## 4 Model Training

In [None]:
import pandas as pd
from happytransformer import HappyTextToText, TTSettings, TTTrainArgs
from tqdm import tqdm

In [None]:
happy_tt = HappyTextToText("text2text-generation", "pszemraj/grammar-synthesis-small")

args = TTTrainArgs(batch_size=8)
happy_tt.train("/content/drive/MyDrive/corrupt/train_3k.csv", args=args)
happy_tt.model.save_pretrained("french_model")

### Load saved model

In [3]:
happy_tt = HappyTextToText("French", "./french_model")
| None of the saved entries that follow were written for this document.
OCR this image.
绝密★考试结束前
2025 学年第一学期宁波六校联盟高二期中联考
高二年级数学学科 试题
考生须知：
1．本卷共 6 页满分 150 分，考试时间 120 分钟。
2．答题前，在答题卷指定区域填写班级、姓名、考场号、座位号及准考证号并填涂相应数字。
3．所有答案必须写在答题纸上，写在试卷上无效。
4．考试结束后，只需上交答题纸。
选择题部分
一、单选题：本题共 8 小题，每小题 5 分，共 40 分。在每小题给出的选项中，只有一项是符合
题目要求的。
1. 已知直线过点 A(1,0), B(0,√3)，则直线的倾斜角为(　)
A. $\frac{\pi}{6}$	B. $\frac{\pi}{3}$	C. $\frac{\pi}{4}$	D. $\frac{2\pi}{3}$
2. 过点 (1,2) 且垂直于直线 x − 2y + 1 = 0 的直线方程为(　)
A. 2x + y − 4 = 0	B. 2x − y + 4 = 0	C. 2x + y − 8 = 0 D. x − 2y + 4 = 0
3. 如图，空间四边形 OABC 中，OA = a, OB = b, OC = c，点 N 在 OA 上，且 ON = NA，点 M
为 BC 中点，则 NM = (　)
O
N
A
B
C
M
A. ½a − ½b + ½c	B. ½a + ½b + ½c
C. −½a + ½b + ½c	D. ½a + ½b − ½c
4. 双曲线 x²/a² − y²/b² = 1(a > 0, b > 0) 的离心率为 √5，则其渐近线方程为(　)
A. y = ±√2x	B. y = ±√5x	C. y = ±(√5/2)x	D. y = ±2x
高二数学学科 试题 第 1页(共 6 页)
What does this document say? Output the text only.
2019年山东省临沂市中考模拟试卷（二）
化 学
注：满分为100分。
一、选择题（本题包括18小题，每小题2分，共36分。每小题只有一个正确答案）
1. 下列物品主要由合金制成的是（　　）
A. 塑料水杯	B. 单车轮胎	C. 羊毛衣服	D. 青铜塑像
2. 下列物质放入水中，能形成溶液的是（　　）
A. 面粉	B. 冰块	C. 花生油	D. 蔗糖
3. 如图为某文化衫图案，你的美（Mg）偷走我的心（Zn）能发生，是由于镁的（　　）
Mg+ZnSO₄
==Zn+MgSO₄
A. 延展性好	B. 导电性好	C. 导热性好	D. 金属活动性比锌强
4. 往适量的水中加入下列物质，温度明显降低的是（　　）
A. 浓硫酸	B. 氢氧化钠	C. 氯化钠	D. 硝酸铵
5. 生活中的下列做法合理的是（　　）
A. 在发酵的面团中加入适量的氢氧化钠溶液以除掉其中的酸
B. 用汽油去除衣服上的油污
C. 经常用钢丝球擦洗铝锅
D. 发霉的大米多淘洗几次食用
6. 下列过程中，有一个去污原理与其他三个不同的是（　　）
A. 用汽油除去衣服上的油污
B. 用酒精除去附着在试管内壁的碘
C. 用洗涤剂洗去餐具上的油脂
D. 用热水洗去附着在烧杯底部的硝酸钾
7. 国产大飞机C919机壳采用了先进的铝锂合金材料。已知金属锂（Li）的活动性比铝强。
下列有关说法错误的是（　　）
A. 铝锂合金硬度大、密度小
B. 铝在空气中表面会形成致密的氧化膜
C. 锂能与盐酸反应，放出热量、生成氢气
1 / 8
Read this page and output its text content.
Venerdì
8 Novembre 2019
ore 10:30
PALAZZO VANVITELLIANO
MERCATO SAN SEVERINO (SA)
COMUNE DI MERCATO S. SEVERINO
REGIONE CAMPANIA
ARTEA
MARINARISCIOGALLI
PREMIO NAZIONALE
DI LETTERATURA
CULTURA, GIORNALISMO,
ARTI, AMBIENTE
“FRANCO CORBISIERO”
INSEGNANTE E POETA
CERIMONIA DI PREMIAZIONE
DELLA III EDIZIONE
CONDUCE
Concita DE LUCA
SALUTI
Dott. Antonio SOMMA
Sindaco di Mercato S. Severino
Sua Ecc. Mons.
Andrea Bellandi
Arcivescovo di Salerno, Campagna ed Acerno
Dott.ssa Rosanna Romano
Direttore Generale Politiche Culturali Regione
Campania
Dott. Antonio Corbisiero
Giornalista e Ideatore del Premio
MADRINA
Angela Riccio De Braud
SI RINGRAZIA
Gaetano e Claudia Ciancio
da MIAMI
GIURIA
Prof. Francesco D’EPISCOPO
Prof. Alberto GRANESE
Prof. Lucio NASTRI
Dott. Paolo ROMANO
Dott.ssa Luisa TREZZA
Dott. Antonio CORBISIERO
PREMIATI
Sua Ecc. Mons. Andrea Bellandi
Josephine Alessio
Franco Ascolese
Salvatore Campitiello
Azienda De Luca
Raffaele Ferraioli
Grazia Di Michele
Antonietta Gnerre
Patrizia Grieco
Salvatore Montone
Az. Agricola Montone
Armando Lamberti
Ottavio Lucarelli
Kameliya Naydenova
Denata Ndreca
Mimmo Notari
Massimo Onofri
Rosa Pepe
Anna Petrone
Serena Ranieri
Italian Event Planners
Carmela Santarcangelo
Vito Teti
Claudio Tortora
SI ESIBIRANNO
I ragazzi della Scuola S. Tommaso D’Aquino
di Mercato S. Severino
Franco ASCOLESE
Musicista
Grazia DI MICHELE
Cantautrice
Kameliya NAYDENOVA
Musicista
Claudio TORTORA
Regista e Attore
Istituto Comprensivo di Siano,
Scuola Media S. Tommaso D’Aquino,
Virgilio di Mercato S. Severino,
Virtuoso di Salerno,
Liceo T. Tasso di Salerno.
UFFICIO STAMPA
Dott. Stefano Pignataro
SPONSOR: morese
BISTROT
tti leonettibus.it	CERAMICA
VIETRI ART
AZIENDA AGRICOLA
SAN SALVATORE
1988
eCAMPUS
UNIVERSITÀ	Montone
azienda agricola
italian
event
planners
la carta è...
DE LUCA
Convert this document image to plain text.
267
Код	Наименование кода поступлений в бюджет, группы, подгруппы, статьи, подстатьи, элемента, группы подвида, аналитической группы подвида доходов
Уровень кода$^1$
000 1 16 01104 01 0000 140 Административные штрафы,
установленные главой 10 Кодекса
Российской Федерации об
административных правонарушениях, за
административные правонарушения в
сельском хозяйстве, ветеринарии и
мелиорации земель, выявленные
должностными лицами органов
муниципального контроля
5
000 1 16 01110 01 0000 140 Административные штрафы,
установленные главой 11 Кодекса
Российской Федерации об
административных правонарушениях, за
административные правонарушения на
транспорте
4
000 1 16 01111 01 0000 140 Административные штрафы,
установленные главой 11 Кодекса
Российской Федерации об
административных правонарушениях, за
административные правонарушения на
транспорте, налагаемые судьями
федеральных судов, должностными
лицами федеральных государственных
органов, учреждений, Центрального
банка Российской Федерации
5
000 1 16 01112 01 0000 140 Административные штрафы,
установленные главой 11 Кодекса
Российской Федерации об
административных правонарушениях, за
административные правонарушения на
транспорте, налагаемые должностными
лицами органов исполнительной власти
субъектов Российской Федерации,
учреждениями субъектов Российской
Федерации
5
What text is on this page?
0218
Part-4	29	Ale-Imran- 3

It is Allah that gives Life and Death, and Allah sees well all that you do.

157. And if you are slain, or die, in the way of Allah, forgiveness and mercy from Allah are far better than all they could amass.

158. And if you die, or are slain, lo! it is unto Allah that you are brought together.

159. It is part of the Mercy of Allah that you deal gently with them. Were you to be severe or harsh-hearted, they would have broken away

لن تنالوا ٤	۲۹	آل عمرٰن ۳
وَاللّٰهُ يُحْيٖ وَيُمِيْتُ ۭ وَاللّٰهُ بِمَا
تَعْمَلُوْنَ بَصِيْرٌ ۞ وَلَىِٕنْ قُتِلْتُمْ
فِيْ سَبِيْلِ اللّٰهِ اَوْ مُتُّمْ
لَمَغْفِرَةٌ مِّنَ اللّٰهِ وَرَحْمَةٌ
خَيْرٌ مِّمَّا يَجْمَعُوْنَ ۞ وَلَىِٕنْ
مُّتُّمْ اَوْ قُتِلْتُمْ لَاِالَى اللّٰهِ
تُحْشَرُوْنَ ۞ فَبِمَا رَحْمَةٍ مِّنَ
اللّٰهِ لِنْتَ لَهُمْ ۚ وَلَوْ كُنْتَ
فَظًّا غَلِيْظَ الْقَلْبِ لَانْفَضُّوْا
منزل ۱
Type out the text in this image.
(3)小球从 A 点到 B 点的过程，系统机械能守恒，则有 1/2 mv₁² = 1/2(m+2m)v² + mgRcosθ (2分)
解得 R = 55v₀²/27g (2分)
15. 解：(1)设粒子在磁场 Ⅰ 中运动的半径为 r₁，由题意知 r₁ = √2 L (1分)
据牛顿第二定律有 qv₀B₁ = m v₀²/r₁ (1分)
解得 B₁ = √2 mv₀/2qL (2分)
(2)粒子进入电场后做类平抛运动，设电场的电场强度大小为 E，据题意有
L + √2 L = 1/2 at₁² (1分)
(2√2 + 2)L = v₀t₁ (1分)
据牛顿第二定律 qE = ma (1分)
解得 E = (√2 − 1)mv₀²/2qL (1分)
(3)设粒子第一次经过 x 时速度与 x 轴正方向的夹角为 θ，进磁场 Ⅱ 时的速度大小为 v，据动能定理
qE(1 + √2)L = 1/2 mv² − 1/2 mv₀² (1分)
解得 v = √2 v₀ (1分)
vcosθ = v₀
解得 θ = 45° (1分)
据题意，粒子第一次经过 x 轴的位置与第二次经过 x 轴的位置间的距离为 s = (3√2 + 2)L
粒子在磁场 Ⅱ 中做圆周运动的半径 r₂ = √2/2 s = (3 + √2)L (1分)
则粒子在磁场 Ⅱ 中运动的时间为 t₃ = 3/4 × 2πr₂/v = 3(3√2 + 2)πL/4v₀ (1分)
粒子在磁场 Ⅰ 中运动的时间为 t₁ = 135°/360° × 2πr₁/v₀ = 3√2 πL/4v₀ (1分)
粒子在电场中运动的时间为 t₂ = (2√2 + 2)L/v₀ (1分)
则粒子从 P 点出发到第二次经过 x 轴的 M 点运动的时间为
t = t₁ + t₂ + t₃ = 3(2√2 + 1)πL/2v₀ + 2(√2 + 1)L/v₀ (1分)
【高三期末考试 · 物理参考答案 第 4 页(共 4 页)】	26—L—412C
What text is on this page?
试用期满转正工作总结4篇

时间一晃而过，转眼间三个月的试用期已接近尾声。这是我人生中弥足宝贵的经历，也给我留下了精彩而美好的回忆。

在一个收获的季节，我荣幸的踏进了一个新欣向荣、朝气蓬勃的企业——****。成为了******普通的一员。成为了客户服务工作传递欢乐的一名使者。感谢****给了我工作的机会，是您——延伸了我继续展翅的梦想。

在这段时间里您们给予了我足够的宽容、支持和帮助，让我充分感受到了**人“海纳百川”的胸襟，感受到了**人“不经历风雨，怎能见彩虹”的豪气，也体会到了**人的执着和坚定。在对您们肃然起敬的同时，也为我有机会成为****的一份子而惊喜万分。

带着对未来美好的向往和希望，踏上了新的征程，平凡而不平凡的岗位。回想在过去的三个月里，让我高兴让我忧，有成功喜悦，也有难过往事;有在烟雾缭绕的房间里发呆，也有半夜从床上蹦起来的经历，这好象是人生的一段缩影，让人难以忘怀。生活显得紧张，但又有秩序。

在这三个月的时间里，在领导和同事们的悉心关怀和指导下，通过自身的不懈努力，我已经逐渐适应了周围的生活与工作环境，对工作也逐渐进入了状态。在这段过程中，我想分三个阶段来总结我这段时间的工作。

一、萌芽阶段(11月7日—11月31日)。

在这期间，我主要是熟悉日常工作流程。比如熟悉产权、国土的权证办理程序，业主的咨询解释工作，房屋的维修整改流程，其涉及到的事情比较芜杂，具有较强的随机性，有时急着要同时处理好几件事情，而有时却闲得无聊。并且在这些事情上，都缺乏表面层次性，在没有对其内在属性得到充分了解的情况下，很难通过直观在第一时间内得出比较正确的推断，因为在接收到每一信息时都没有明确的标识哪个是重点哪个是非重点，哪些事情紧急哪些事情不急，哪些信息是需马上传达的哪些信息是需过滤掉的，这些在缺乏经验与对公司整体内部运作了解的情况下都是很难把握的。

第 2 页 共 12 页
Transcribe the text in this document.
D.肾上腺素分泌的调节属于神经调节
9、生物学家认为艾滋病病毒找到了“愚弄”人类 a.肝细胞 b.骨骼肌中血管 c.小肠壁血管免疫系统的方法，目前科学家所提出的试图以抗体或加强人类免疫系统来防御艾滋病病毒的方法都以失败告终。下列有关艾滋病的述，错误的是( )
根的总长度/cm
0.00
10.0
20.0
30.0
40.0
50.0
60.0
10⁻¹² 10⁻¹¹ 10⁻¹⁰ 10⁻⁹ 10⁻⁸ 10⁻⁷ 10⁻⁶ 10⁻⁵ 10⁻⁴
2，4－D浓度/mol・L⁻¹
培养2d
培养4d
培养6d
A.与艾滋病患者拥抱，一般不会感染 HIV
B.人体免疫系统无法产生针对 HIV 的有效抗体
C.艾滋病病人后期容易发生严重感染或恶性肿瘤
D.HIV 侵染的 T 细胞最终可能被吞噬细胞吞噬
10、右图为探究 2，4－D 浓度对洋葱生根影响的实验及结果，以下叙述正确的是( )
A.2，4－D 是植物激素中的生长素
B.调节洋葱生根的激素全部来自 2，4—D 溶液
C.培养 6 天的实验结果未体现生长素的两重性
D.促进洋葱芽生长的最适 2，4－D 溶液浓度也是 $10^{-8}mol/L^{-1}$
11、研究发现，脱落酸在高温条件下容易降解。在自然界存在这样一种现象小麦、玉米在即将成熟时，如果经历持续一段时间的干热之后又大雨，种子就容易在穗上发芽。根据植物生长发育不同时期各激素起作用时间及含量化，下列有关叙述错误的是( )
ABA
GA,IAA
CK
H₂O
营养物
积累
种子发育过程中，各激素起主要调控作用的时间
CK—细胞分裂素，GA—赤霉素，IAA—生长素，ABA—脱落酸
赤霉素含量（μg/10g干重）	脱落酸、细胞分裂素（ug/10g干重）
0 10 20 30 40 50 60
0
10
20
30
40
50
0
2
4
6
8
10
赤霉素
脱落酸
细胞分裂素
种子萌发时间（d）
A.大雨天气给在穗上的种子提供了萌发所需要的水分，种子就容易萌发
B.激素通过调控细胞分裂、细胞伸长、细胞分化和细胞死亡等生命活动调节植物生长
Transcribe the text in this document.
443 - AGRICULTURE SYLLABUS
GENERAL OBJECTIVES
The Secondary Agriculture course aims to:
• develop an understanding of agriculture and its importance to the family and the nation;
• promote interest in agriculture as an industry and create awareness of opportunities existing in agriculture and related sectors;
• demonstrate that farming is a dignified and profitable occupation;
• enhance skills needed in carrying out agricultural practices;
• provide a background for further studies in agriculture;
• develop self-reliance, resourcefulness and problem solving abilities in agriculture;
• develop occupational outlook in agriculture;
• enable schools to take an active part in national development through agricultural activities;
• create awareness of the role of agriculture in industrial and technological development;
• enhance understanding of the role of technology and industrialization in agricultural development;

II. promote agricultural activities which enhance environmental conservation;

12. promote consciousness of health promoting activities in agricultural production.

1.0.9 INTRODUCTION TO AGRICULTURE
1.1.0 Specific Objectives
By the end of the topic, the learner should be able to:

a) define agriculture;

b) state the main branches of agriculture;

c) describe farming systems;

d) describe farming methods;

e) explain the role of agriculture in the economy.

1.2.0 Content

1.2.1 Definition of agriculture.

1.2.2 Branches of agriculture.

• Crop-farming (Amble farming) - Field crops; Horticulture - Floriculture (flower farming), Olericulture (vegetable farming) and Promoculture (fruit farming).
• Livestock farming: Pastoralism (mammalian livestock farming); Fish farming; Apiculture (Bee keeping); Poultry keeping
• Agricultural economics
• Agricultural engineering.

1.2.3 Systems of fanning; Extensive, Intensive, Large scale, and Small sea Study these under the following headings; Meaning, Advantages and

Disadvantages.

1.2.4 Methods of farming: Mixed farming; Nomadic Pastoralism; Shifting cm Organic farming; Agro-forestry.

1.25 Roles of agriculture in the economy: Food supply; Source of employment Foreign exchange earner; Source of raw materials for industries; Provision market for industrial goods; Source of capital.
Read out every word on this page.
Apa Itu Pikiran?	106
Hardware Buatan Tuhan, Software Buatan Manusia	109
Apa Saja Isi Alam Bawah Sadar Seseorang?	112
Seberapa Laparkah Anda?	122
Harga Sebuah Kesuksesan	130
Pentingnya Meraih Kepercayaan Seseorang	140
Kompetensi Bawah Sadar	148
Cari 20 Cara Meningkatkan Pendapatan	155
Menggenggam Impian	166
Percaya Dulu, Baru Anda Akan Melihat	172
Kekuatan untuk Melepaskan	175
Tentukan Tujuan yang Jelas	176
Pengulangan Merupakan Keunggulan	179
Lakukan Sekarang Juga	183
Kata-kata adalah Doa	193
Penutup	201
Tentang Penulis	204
args = TTSettings(num_beams=5, min_length=1, max_length=200)

sentence = 'I are happy'
result = happy_tt.generate_text("gec: " + sentence, args=args)
result.text

11/08/2023 15:35:27 - INFO - happytransformer.happy_transformer -   Using device: mps
11/08/2023 15:35:27 - INFO - happytransformer.happy_transformer -   Moving model to mps
11/08/2023 15:35:27 - INFO - happytransformer.happy_transformer -   Initializing a pipeline


'I am happy.'

### Evaluation

In [None]:
happy_tt.eval("data/10k2.csv")

### Comparison

In [None]:
happy_tt2 = HappyTextToText("T5", "pszemraj/grammar-synthesis-small")

data = pd.read_csv("data/10k2.csv")
data = data.head(100)

diffs = []

for i in tqdm(data.iterrows()):
  input = i[1]["input"]
  ourg = happy_tt.generate_text(input, args=args)
  theirg = happy_tt2.generate_text(input, args=args)
  if ourg != theirg:
    diffs.append([i[1]["input"], ourg.text, theirg.text])

df = pd.DataFrame(diffs, columns = ["original", "our", "old"])
df.to_csv("diffs.csv")